An externship is two to five days of job-shadowing experience during the January interim session. Immersing students in daily activities helps them gain a better understanding of career fields. Externs experience varied activities such as attending meetings, touring the workplace, visiting with clients, and meeting with other members of the organization. Contact Rachel Nelson Moeller ’88, associate director of internships and externships in career services,, for more information or to sign up.

Emily Goldberg ’05 isn’t quite ready for her close-up. Instead, she enjoys working behind the scenes on NBC’s “The Today Show.”

It was a speech by William Wermuth ’98 at Lafayette that changed her life. As head of the page program at NBC, Wermuth made the program sound irresistible. Goldberg secured an externship with him through the Office of Career Services.

Over two days, she toured the studios, talked with human resources representatives, went to a taping of “Late Night with Conan O’Brien,” and spent an afternoon at MSNBC learning about news programming. She also had meetings with “Today Show” co-anchor Matt Lauer, NBC’s director of operations, and guest relations specialists.
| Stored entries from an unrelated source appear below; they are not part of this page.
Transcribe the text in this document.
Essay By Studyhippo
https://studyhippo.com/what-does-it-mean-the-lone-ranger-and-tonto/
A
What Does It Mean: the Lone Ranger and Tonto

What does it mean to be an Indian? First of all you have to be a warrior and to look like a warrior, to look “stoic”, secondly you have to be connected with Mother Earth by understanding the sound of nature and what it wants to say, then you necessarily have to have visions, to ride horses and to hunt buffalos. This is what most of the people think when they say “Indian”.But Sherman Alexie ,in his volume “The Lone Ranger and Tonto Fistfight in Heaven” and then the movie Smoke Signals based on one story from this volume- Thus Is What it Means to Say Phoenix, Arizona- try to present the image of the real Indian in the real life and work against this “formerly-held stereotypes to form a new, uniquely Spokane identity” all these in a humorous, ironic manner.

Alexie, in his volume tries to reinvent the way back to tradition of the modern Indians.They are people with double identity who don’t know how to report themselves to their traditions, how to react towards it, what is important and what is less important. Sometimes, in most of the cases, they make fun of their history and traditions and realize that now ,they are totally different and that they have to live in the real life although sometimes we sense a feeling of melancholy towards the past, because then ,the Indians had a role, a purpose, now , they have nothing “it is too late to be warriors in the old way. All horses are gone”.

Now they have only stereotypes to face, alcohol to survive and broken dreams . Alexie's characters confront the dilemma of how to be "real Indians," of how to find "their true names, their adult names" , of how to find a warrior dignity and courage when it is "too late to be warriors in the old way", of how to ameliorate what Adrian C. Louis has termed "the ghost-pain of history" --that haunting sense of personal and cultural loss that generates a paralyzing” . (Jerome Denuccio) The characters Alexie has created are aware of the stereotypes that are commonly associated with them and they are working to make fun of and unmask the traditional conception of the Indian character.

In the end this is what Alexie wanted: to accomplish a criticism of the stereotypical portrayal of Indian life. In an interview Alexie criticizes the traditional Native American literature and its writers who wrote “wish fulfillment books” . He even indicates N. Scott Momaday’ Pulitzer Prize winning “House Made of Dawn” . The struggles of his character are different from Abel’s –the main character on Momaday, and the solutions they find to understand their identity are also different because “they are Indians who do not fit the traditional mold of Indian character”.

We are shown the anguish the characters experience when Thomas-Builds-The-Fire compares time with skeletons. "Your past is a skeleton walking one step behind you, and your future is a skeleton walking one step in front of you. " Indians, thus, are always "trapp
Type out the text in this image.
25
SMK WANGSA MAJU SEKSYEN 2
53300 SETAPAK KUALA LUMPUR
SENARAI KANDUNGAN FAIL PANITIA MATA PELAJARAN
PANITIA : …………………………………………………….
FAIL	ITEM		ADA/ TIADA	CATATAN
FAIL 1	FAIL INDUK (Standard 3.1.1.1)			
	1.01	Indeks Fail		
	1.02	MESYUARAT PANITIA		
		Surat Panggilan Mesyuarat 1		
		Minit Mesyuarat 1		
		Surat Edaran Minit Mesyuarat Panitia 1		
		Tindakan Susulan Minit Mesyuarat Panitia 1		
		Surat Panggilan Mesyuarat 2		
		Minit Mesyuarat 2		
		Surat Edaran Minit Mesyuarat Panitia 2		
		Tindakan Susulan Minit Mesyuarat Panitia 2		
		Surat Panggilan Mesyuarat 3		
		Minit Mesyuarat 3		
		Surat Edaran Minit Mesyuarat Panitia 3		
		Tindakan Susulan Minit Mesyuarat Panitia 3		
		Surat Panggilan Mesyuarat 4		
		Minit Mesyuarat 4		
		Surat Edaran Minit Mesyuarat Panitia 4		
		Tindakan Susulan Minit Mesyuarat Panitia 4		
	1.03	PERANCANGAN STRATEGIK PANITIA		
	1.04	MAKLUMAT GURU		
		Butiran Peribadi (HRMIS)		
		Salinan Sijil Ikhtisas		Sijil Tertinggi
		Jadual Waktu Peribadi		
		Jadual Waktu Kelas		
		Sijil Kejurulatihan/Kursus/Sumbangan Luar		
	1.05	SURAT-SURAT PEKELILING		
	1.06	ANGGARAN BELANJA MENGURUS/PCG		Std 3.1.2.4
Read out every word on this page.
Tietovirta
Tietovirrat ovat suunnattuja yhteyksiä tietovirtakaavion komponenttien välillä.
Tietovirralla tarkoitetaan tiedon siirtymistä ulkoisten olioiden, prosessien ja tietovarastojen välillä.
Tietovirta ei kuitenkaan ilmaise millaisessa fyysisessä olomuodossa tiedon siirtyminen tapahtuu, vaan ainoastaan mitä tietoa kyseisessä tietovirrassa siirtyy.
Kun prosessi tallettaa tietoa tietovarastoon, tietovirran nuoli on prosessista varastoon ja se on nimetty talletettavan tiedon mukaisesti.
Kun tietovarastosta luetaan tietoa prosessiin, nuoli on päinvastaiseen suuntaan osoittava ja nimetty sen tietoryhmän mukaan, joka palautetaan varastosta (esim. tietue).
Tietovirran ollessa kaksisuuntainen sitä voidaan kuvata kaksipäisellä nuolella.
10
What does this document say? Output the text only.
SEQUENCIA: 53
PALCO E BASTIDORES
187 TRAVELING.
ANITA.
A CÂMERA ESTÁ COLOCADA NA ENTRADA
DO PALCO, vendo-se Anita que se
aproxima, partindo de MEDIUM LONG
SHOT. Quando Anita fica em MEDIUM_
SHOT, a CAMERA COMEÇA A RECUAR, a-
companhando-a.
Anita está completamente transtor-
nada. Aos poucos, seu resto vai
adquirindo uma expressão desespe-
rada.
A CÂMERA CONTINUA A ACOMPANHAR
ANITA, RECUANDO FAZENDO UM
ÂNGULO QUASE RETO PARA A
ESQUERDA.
Goldberg applied to be a page — along with about 10,000 other people. Accepted with 50 other recent graduates, she gave tours of the NBC studios to groups of 30 people.

As vice president for membership of her sorority at Lafayette, she was used to being outgoing, but these tours were something different.

“Nothing would have prepared me for giving tours five times a day,” she says.

Working six days a week, she also had the chance to rotate into other departments and television shows through another competitive process. She worked as an administrative assistant at “Dateline,” a greenroom escort for “The Today Show,” and as an assistant at “Mad Monday” for CNBC.

The page program made no promises of job placement, and Goldberg packed up and decided to travel for a few months before hunkering down to look for a job.

Instead, NBC called with a job opportunity within weeks. She began in August 2006 as an assistant to a senior “Today Show” producer. Her contract ended in August and she impressed her employers enough to be retained as a research assistant, a position that also supports the show’s producers. Eventually she’d like to be a producer herself.

“You don’t have to get a master’s degree in journalism to be able to do this,” says Goldberg, a history and government & law graduate. “It’s a lot of on-the-job training.”